A Geometrically Regularized Gradient‐Damage Model With Orthogonality‐Based Energy Split for Dynamic Anisotropic Compression‐Shear Fracture

ABSTRACT

This study proposes a novel geometrically regularized gradient‐damage model for simulating dynamic mixed‐mode fracture in orthotropic materials with tension–compression asymmetry. In this model, a thermodynamic framework is formulated by incorporating damage dissipation into internal energy evolution, from which the constitutive relation and the damage energy release rate are derived. The geometry of sharp cracks is regularized using a functional of crack surface density, resulting in a volumetric expression for the Griffith‐type crack dissipation energy. By enforcing energetic equivalence between the crack dissipation energy and the damage dissipation energy, a gradient damage evolution law is obtained.

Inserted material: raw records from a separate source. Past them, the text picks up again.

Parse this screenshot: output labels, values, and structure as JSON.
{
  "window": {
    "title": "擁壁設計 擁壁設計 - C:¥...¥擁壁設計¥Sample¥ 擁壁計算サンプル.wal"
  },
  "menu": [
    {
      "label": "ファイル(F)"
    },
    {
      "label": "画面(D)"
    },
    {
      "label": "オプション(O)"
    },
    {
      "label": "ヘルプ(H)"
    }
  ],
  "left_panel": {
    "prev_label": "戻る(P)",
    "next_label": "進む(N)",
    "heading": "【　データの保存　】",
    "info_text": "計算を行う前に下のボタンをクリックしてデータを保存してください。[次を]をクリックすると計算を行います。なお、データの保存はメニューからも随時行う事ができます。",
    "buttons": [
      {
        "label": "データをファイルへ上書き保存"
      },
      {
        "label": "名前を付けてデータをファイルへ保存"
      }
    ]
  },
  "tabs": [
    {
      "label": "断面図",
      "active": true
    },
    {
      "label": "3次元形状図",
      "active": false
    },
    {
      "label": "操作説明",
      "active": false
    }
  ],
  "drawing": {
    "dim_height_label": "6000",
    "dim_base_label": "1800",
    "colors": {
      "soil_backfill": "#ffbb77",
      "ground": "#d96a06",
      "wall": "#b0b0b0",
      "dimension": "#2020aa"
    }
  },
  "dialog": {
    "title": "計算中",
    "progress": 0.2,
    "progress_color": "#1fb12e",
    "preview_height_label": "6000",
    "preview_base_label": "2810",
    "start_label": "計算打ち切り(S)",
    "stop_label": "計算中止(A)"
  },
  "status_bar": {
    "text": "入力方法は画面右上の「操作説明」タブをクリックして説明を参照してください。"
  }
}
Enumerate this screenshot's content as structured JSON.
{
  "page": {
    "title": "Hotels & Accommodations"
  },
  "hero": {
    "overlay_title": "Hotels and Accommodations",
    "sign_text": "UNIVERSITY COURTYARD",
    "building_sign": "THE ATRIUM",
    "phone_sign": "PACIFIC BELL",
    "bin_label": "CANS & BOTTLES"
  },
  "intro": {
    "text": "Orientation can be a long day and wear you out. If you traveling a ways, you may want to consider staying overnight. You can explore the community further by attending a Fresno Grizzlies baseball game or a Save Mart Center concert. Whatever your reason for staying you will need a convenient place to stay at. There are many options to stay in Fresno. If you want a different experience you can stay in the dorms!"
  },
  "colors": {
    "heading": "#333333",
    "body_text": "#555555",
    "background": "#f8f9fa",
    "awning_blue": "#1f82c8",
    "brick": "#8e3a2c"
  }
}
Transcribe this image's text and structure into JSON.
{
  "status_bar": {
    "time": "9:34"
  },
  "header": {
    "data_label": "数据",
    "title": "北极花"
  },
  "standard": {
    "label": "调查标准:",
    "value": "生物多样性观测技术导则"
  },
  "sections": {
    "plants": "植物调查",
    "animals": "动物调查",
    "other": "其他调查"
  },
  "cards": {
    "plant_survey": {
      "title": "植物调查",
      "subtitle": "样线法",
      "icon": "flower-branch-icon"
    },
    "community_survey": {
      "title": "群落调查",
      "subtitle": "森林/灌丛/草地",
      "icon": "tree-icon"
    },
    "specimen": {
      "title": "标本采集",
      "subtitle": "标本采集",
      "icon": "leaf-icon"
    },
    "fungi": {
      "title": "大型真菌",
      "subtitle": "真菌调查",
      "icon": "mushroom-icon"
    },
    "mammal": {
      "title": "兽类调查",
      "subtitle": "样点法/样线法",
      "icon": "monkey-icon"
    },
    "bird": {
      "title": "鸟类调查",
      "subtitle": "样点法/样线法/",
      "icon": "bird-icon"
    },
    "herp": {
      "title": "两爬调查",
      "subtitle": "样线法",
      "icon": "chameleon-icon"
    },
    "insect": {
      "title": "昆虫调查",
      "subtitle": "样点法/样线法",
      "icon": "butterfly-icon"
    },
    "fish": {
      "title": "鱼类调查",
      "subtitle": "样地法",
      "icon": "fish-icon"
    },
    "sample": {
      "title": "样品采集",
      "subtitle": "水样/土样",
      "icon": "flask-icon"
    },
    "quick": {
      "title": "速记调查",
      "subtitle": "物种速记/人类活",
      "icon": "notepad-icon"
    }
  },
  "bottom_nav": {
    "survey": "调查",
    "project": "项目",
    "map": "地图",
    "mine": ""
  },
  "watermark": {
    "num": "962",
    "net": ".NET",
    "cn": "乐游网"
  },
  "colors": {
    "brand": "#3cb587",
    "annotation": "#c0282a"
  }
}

An orthotropic Helmholtz free energy decomposed by an orthogonality‐based volumetric–deviatoric–spectral split operator is introduced to consider the material anisotropy and tension‐compression asymmetry. A hybrid driving force for unified modelling of mixed‐mode fracture, is then proposed by combining the decomposed free energy with the Mohr–Coulomb criterion and three mode‐dependent fracture energies. The resultant governing equations are discretized within the finite element framework and solved via an alternate minimization Newton–Raphson algorithm. Its accuracy and robustness are verified through three benchmark problems of 2D and 3D dynamic fracture. The results demonstrate the proposed method is powerful in modelling complex dynamic anisotropic mixed‐mode fracture.